La formulation continue d’être contestée. À 18h35, un autre internaute, dont on ne voit que l’adresse IP, change le passage en « ville de Pologne, ayant, comme une large partie du pays, précédemment appartenu au Royaume du Congrès (Empire russe) de 1815 à 1915 ». Révoqué par Lomita dans la foulée. Mais à Cobber17 le remet, notant que la formulation est justifiée.
Ce ping-pong ne pouvait s’arrêter là. Un troisième internaute non identifié décide de dire que la famille vient de Pologne et non pas de Russie. Cette intervention ne durera pas, Cobber17 veillant. Cela recommence à 19h21 par un autre anonyme, pour le même sort, cette fois par Baidax.
Si les frontières entre la Russie et la Pologne ont changé entre 1939 et 1945, la ville de Lukow, malgré l’invasion allemande de 1939 et l’arrivée de l’Armée rouge en janvier 1945, reste bien polonaise (mais peut-être pas dans l’histoire profonde de la famille Bornstein). Alors, où est le hic ? Depuis la stabilisation du Wikipédia de la Bornstein, on sent que et « russe » et « juif » gênent. Mais on ne voit pas le problème, sauf si avoir du sang russe aujourd’hui équivaut à être contre l’Ukraine, et donc contre la France, d’après le choix de notre Président, qui n’a d’ailleurs pas daigné demander son avis à la Chambre.

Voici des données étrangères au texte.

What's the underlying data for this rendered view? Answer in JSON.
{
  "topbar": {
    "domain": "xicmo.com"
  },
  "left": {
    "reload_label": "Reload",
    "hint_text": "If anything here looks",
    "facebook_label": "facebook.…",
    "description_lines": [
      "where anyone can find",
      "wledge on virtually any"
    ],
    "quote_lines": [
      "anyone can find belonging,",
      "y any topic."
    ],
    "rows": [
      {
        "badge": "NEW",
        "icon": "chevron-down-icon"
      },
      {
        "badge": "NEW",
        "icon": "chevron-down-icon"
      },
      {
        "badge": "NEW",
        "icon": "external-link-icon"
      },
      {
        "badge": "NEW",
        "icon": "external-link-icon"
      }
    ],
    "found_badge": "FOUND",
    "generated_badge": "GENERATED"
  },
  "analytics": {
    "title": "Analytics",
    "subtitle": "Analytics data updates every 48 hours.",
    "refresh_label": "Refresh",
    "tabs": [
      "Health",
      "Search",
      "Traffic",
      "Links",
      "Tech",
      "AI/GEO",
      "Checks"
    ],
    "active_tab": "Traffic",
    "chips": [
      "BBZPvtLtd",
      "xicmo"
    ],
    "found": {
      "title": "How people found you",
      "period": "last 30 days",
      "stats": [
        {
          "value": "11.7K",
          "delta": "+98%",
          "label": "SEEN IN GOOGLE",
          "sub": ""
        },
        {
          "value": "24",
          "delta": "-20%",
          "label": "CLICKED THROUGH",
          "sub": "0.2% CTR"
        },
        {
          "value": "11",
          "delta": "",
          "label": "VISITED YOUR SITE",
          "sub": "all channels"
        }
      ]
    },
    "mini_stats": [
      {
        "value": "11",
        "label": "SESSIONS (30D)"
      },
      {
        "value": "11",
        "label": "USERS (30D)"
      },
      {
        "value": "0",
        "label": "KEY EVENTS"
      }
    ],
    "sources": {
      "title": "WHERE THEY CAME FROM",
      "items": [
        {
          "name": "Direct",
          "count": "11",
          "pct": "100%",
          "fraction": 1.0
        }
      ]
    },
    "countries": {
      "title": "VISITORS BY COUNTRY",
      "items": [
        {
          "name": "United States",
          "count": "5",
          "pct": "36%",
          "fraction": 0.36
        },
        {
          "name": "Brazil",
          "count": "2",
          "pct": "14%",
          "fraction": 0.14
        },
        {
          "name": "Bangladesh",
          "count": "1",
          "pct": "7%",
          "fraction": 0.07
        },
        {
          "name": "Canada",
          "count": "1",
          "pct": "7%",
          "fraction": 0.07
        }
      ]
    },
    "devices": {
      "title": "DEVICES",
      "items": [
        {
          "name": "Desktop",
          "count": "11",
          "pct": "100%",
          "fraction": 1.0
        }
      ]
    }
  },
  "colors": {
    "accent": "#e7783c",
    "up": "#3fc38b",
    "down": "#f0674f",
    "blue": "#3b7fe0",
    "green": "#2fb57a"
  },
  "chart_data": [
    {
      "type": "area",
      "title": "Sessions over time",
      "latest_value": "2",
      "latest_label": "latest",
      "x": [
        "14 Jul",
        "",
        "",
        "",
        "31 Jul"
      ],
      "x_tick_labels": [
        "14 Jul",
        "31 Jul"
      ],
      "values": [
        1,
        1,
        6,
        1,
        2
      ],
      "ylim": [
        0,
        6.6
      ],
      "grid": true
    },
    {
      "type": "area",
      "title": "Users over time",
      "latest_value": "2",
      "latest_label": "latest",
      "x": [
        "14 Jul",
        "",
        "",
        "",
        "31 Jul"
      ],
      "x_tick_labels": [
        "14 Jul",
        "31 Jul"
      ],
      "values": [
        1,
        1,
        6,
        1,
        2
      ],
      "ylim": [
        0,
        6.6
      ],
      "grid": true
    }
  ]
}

Quant à « juif », est-ce parce que dans la mémoire collective des peuples, « juif » est associé à oligarchie, que ça gêne ? Ce qui ferait de la nomination (provisoire) de la Bornstein un énième exemple de préférence communautaire ? Nous en sommes loin, car si Élisabeth a été choisie, c’est bien pour ses capacités néolibérales de réduction des services publics (pas très dans l’esprit du Conseil national de la Résistance, ça !), avec le CV de la parfaite technocrate : Janson, X, Ponts et MBA. Pas besoin d’être en plus juif ou russe pour réussir en France. Avec de tels diplômes, grâce à la méritocratie républicaine, on peut grimper jusqu’au sommet !
Pour ceux qui veulent en savoir plus, le site France 24 raconte l’histoire de la famille Bornstein de la Pologne à la France en passant par la Belgique, puis à nouveau par la Pologne, et enfin la France, pour ceux qui ont survécu aux persécutions.
Pour info, le patronyme Bornstein est assez courant, dans le monde juif des pays de l’Est. Trotski, par exemple, est presque un Bornstein, c’est un Bronstein. Le grand joueur d’échecs russe David Bronstein, russe pour le coup, est ressorti ici par Kevin et Matthieu.
Sinon, l’ancien collaborateur de Jean-Luc Delarue, Gilles Bornstein, est aujourd’hui sur France Info où il officie en tant qu’éditorialiste politique, c’est-à-dire propagandiste. Même le Club de Mediapart, pourtant de gauche, l’a épinglé.
Il recycle les poncifs et les grosses ficelles de la disqualification. Son office apparent est de mettre en difficulté Nathalie Arthaud. Il est autrement moins caustique avec les dirigeants de la majorité conservatrice et réactionnaire. Bornstein incarne ici ce que dénoncent Anne-Cécile Robert dans Le Monde diplomatique et Frédéric Says sur France culture.
Pour en revenir à notre Bornstein, personne dans les médias mainstream n’a osé évoquer son ascendance juive par son père (donc elle n’est pas juive), avant que la polémique judéo-russo-polonaise ne déborde du Net. Comme si la judaïté ou des racines juives étaient un tabou ! Toute la com’ a été axée sur Élisabeth-la-femme, qui a d’ailleurs dédié sa nomination « à toutes les petites filles ».